Buy order executed at the best price currently available. Simple and fast, suited for liquid ETFs.

mortgage / real-estate loan

Bank loan to finance the purchase of a real-estate property. Leverage amplifies both gains and losses.

P

P/E ratio

Price/Earnings ratio, price-to-earnings multiple. P/E of 20 means it would take 20 years of profits to recoup the purchase. Average for the S&P 500: 18-20.

PEA

Plan d'Épargne en Actions, French tax wrapper. After 5 years, gains are taxed at 17.2% instead of 30%.

PEG

Price/Earnings to Growth, P/E divided by the earnings growth rate. A PEG below 1 may indicate an undervalued stock relative to its growth.

Pillar 3a

Private retirement savings scheme in Switzerland. Contributions deductible from taxable income, tax-free growth.

PMI

Purchasing Managers Index, monthly survey of purchasing directors. Above 50 = expansion, below 50 = contraction. Leading economic indicator.

private equity

Investment in non-listed companies. Generally riskier but potentially more profitable.

R

rebalancing

Annual restoration of the original asset allocation. If stocks have performed well, partially sell to buy bonds and stay on target.

ROE

Return On Equity, return on shareholders' equity. ROE > 15% is generally considered excellent.

S

secondary market

Market where already-issued securities are traded between investors. To be distinguished from the primary market (initial issuance).

short / short-selling

Bearish bet on an asset, selling an asset you don't own, hoping to buy it back cheaper. Risky strategy reserved for professionals.

smart contract

Computer program executed on the blockchain, that triggers automatically if certain conditions are met. Foundation of DeFi.

SPIVA

Annual study comparing the performance of actively-managed funds to their benchmark index. Over 15 years, 90% of active funds underperform.

spread

Bid-ask spread : Difference between the buying price and the selling price of an asset. Represents the implicit transaction cost.

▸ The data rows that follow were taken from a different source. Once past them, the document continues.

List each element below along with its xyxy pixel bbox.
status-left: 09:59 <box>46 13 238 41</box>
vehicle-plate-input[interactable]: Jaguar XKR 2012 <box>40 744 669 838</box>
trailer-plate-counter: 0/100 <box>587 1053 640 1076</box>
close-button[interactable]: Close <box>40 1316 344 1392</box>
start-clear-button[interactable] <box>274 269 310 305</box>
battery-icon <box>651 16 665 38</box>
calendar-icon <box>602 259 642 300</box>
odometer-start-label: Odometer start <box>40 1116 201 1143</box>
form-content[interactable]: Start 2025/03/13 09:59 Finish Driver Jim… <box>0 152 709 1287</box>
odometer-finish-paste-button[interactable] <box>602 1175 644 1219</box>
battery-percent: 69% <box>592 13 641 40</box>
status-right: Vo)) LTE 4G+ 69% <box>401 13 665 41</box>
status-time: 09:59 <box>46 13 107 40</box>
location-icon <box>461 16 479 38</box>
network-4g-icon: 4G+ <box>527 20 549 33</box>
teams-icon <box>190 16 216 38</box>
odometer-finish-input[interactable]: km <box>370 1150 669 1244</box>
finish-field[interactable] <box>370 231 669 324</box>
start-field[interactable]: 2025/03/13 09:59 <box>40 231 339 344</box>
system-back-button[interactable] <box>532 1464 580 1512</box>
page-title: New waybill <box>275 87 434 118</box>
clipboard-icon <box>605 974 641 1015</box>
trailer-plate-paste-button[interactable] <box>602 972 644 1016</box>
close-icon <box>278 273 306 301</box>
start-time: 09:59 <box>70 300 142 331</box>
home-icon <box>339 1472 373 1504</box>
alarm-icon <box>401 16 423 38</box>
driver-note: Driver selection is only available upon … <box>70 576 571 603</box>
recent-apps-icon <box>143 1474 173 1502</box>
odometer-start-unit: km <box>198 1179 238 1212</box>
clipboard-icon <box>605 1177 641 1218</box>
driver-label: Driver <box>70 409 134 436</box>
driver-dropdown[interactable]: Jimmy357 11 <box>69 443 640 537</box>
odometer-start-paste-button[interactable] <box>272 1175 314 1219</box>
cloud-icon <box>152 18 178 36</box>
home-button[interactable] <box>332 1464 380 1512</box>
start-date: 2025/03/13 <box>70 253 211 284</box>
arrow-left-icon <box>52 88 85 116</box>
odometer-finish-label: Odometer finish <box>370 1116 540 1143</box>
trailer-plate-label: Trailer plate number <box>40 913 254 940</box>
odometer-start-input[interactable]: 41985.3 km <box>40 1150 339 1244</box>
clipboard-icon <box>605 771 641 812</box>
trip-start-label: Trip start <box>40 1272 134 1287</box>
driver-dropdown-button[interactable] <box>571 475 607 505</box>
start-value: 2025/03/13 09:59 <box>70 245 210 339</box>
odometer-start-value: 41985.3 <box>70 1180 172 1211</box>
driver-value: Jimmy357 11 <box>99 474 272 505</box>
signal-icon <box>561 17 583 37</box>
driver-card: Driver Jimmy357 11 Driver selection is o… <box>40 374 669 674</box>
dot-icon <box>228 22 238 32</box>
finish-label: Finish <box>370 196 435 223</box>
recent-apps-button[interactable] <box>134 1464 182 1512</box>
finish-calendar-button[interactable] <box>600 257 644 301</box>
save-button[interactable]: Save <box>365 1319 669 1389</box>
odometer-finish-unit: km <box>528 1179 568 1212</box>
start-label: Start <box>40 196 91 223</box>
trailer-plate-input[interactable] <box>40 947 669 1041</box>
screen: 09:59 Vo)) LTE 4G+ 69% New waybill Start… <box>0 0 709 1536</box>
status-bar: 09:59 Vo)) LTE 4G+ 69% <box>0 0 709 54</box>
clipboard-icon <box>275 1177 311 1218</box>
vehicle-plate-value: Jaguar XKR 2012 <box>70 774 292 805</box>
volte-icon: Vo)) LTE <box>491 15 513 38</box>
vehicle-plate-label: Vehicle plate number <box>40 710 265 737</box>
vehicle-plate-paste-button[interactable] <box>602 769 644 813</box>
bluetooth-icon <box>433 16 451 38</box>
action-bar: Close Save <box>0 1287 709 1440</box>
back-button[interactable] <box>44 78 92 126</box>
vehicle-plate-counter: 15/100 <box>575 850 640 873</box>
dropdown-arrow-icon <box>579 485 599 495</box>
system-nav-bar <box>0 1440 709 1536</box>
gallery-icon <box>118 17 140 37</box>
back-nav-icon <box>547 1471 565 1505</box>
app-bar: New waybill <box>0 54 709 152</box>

Credit spread : Extra yield a bond pays over the risk-free rate. Compensates the investor for the default risk taken. The riskier the issuer, the wider the spread.

stagflation

Combination of weak economic growth and high inflation. The worst of both worlds for investors.

stock / share

Ownership unit representing a fraction of a company's capital. Entitles the holder to dividends and a share of the company's value.

stop-loss

Automatic sell order for an asset if its price falls below a certain threshold. Used to limit losses, but can trigger panic selling.

T

TER

Total Expense Ratio, annual fees of a fund or ETF, expressed as a percentage. A TER below 0.5% is ideal for an index ETF.

ticker

Short code that identifies a financial product on an exchange. Example: AAPL for Apple, SWDA for the iShares Core MSCI World ETF.

V

volatility

Magnitude of price variations of an asset. High volatility means large short-term swings.

Y

yield curve

Graphical representation of interest rates by maturity. An inverted curve (2-year above 10-year) historically signals an upcoming recession.

YTM

Yield to Maturity, total yield received by holding a bond to maturity. Includes coupons and any premium/discount on the price.